Can there be a potential difference perpendicular to induced electric field? 
Here, since there is a time varying magnetic field, an induced electric field must be present which causes flow of current through the circuit. But OA is perpendicular to induced electric field so the potential difference between O and A must be zero but again current flows through the circuit so there must be some potential drop across the resistor.

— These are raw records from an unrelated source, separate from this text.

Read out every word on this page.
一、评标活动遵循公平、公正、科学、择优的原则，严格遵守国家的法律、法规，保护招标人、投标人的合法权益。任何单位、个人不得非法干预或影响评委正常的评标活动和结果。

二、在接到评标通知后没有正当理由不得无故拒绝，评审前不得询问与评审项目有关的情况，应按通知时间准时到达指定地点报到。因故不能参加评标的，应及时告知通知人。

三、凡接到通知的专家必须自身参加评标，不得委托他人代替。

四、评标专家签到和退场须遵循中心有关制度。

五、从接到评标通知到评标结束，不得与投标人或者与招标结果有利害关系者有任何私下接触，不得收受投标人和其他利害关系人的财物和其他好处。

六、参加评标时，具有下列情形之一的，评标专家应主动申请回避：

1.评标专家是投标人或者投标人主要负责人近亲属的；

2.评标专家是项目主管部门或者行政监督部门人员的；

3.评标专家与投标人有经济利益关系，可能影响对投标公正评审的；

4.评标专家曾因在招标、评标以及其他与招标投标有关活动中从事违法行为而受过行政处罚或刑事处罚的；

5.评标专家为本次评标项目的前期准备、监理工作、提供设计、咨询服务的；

Please help me!
 A: I believe your question isn't so much about induced electric fields and Faraday's Law as it is about how electric fields work in circuits. I am going to try and explain the latter.
summary:
As long as there is a net electromotive force $\mathcal{E}$ present somewhere in a circuit, the electric field on a conductor will even out to produce a uniform current. So even though the induced field $E_{induced}$ only contributes to the outside arc, the conductor sets up a uniform internal field $E_{internal}$ that extends to the rest of the circuit. It is this $E_{internal}$ that pushes electrons around. If you are a physics student, read Griffiths "Introduction to Electrodynamics" section 7.1.2 for a good summary.
more details:

A conductor in an external electric field will set up its own internal electric field to cancel out the external one. See picture (A). If you can devise a scenario where only part of the conductor is in the external field, you can get current to flow continuously around the conductor according to Ohm's Law:
$$\Sigma E = E_{external} - E_{internal} = \rho J$$
Where $\rho$ is the materials resistivity ($\rho=1/\sigma$, the conductivity) and $J$ the current density. In a perfect conductor $\rho$ is zero and so $E_{external} = E_{internal}$, but J is not necessarily zero. In practice the external electric field is produced any number of ways, for example inside a battery (picture (C)) or by induction.
measuring the voltage:
Since voltage is the line integral of the electric field: $$V = \int E \cdot dl$$ if the wires are perfect conductors, $\Sigma E=0$ there. Inside the resistor, $\rho$ is not zero, and so you will find a non-zero Voltage. Faraday's Law will also give you the same Voltage.
A: There is an induced electric field in the loop producing a voltage $$V=\int \vec E d\vec r =-d\Phi/dt$$ across the outer circular sector. This causes a pile up of charges at the terminals of the resistor so that the induced loop voltage appears as a voltage $V$ across the resistor which drives the current.Thus an electric potential difference across the resistor is produced by induced electric charges.